While many throughout the Greenwich community were surprised when Sidney Freund announced his resignation last month, Board of Education Chairman Steve Anderson wasn’t at all shocked that the schools chief decided to step down after serving as superintendent for less than two years.
“I think if you were reading the tea leaves over the last five or six months you could see his frustration level just building and building and building,” Anderson told Teacher Talk. “I think it got to the point where he felt he could not make the progress he wanted even though he had majority support, because the amount of time and backstabbing about policy – IB, even MISA, the budget, things like that – it just starts to consume everything and it just has a very negative effect on everything that’s going on out there.
“I think if you sit there and look at the meetings, the body language, you can see the tension building in him. And there comes a point when, disagree without being disagreeable, but when you start to get your personal integrity challenged, that’s a very hard thing to take for many people.”
Therefore, Anderson was not surprised when Freund informed him of his decision.
“Was I disappointed when he called me? Absolutely. Was I shocked? No. I knew he was struggling with it.”
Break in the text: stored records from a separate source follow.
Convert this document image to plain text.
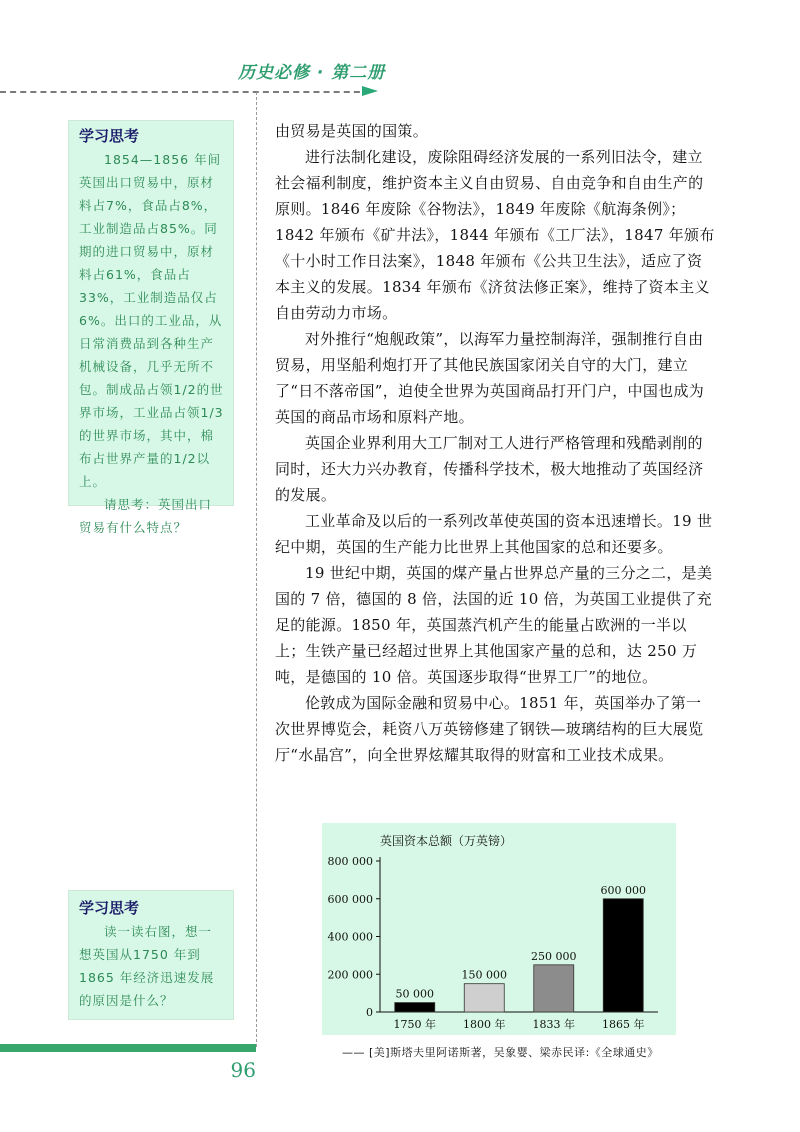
历史必修 · 第二册
学习思考

1854—1856 年间英国出口贸易中，原材料占7%，食品占8%，工业制造品占85%。同期的进口贸易中，原材料占61%，食品占33%，工业制造品仅占6%。出口的工业品，从日常消费品到各种生产机械设备，几乎无所不包。制成品占领1/2的世界市场，工业品占领1/3的世界市场，其中，棉布占世界产量的1/2以上。

请思考：英国出口贸易有什么特点？

学习思考

读一读右图，想一想英国从1750 年到1865 年经济迅速发展的原因是什么？

由贸易是英国的国策。

进行法制化建设，废除阻碍经济发展的一系列旧法令，建立社会福利制度，维护资本主义自由贸易、自由竞争和自由生产的原则。1846 年废除《谷物法》，1849 年废除《航海条例》；1842 年颁布《矿井法》，1844 年颁布《工厂法》，1847 年颁布《十小时工作日法案》，1848 年颁布《公共卫生法》，适应了资本主义的发展。1834 年颁布《济贫法修正案》，维持了资本主义自由劳动力市场。

对外推行“炮舰政策”，以海军力量控制海洋，强制推行自由贸易，用坚船利炮打开了其他民族国家闭关自守的大门，建立了“日不落帝国”，迫使全世界为英国商品打开门户，中国也成为英国的商品市场和原料产地。

英国企业界利用大工厂制对工人进行严格管理和残酷剥削的同时，还大力兴办教育，传播科学技术，极大地推动了英国经济的发展。

工业革命及以后的一系列改革使英国的资本迅速增长。19 世纪中期，英国的生产能力比世界上其他国家的总和还要多。

19 世纪中期，英国的煤产量占世界总产量的三分之二，是美国的 7 倍，德国的 8 倍，法国的近 10 倍，为英国工业提供了充足的能源。1850 年，英国蒸汽机产生的能量占欧洲的一半以上；生铁产量已经超过世界上其他国家产量的总和，达 250 万吨，是德国的 10 倍。英国逐步取得“世界工厂”的地位。

伦敦成为国际金融和贸易中心。1851 年，英国举办了第一次世界博览会，耗资八万英镑修建了钢铁—玻璃结构的巨大展览厅“水晶宫”，向全世界炫耀其取得的财富和工业技术成果。

英国资本总额（万英镑）
0
200 000
400 000
600 000
800 000
50 000
1750 年
150 000
1800 年
250 000
1833 年
600 000
1865 年
—— [美]斯塔夫里阿诺斯著，吴象婴、梁赤民译:《全球通史》
96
Freund will leave his post in August. When he does, it’s expected that an interim will be named for one year while the district searches for a permanent superintendent.
“I wish we could keep him around,” Anderson said about Freund. “I think he’s been a really good guy at re-establishing the vitality in that office, getting out into the field and being at the various schools and connecting with all the different parts of the community. And now we’ve lost that.”
When Freund was interviewed two years ago, he assured the board that he’d be around for a while. When he spoke to Greenwich High School faculty the day after his resignation was announced, he said his intention was to stay for at least five years.
“Two years ago I talked about the importance of leadership, direction, and focus and I meant it in all sincerity,” he told faculty in the school’s auditorium on May 18. “I intended to be your superintendent for a minimum of five years.”
“That’s what we were hoping to have,” Anderson said, “especially after the turnover we’ve had, to get somebody in here for five, six, seven years where it just gives stability and allows [for] a constant message from the top from a constant person. That was what this system needed, and unfortunately, we didn’t get it.”
The reasons for Freund’s departure have been the talk of the town for the past month, highlighted in two front-page stories in Sunday’s Greenwich Time.
“It’s become increasingly difficult over the past couple months,” Freund said in his comments to teachers, citing IB as one area of contention. “It’s not about dissent. It’s in the way the conversations take place.”
Anderson, who has supported Freund through this whole ordeal, was quick to point out what he thought the superintendent’s strengths were.
“He was an educator first and an administrator second,” Anderson said. “When we put him into the position the first thing we told him was take a year and really get to know the rhythm and the rhyme of 11 different elementary schools, three different middle schools, and the second or third largest high school in the state. Once you pick up the different tweaks in everything, that can make you that much more effective delivering the product.
According to Anderson, that’s exactly what Freund did.
“He spent the first year looking at a lot. He didn’t come in and say ‘here’s my plan.’ He came in and he listened and he said ’OK, we need to work on this, we need to adjust this.’ So I think it just goes back to being an educator first and an administrator second.”
Anderson said Freund will be remembered for reforming the science curriculum, striking a “balance between test scores and the entire educational and emotional growth of students,” MISA, his emphasis on teacher instruction and building leadership, and student motivation.
“I would hate to have it just be [about] IB because he did not come in and say ’I'm an IB guy and here’s what I want,’” Anderson said. “He came in and he looked at our vision of the graduate, he looked at our mission, values, and beliefs and said that aligns with his thoughts [about] how you create a 21st century student.”
Before Freund announced his resignation, the board voted 6-2 to begin talks about an extension. A clause in his contract called for the board to notify Freund of his status before the end of his second year. Also included in his contract was a clause that said Freund must give 120 days notice if he were to resign.
“That was, I believe, the first superintendent contract ever that had a clause in there about his time for giving a resignation,” Anderson said. “We had put that in to just protect ourselves, the school system, against someone saying ‘here’s my two week notice, goodbye.’”
“So he exercised that clause in his contract. I think that gives you an idea of the issues that he felt he was battling.”
As superintendent, Freund was the highest paid town employee, got approval for major initiatives, and had the support of the majority of the board. Logically, one would think that for him to arrive at this decision, things must have been pretty bad behind the scenes.
“The definition of insanity is doing the same thing over and over and expecting a different outcome,” Anderson said. “While he could have made a nice piece of change and had the support from the majority of the board, I think the internal battle just becomes so much that it mentally and physically drains you.”
Freund said just as much when he met with GHS faculty a day after he resigned.
“There are reasons why superintendents turn over in this district,” Freund said.
“I hope that my leaving is a wake-up call for the community to be more vigilant in watching its school board, to be more careful in its scrutiny of school board candidates.”